While Akuma No Uta may be the best entry point into the expansive Boris universe, it’s far from the band’s most accessible work. Like much of the band’s work before and after, Akuma provides a spectrum of sounds, some of it exceptionally difficult. “Introduction” is nearly 10 minutes of guitar drone, while the wailing wah and acid rock breakdowns of “Naki Kyoku” run for over 12 minutes. They’re both good songs, but they ain’t exactly welcoming. But Boris were never the type of band to withhold rewards, which come in the form of “Ibitsu” and “Furi,” two ridiculously explosive blasts of biker punk sneering. Elsewhere, you’ll get the druggy classic rock throwback “Ano Onna No Onryo” and the rifftastic title track both kicking all kinds of ass (they’ll skip having to take names). Akuma No Uta is a strange and dangerous record to be considered a good entry point, but Boris are a strange and dangerous band. You’re always bound to get a few war wounds when listening to them. Also, bonus points for having the best cover of the decade.

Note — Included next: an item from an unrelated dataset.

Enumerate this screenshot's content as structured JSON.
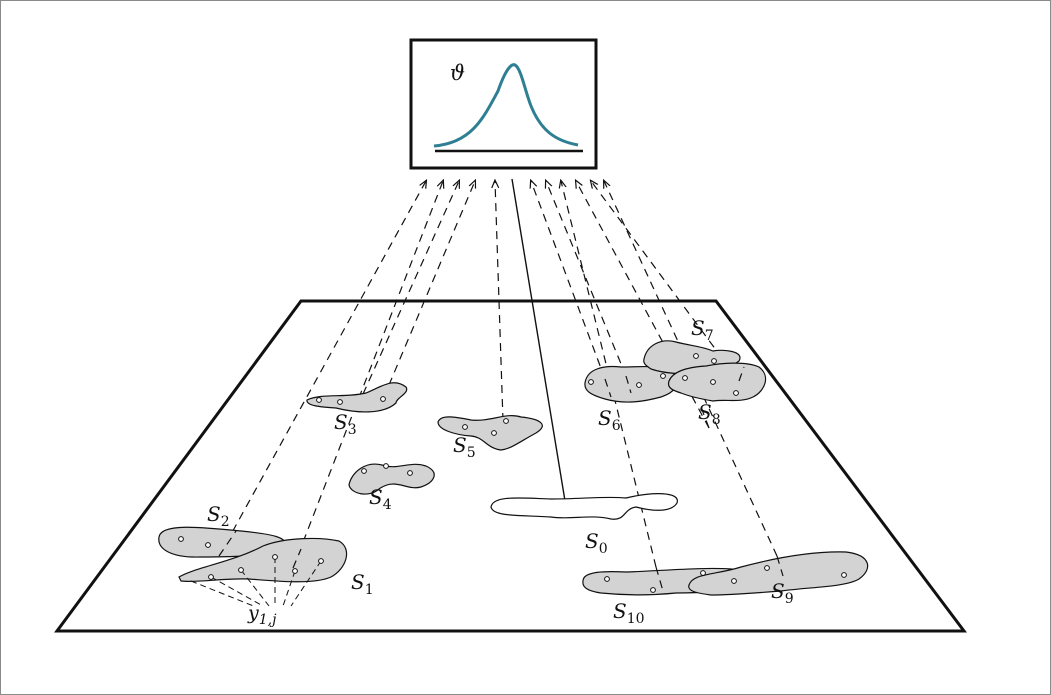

The older I get and the more focused I am on the realities of life (work, kids, marriage, etc.), the less I care about the fickle nature of the Internet backlash or the cool capital of social currency. I no longer have time to worry about which bands I should be snubbing and which bands I should be championing. All I can rely on are my two ears and a few of my other parts for what’s good and what’s not. That’s why I have yet to turn my nose up on Passion Pit. A Seattle weekly recently described Passion Pit as a band enjoying the spoils of success that belonged to Cut Copy. By my ears (and heart and ass and crotch), Cut Copy has nothing on Passion Pit’s giddy and unabashed chipmunk-soul electro pop (neither do MGMT, Justice, Hot Chip or the Junior Boys for that matter). Maybe it’s my more rockist leanings that lead me to appreciate only the least subtle corners of electronic music, but Manners has an “It” factor that no other artists of a similar ilk have. It could be the joyous rainbow explosion that is album opener “Make Light” or the way that “Moth’s Wings” runs laps around Arcade Fire. Or maybe it’s the take-it-to-the-next-level drum shots that bring “Little Secrets” out of its first chorus or the call-and-response kids choir chorus on “The Reeling.” Or maybe it’s the pretty “Ooh woo oohs” of “Folds In Your Hands” or the over the top lead line that sets “Eyes In Candles” in motion. Or maybe it’s just “Sleepyhead.” Who knows? The highlights are plentiful; the music is fun, fresh and beautiful; and my ears, heart, ass and crotch are always happy to greet Passion Pit. Truth is, when Manners is playing, it becomes my favorite thing ever.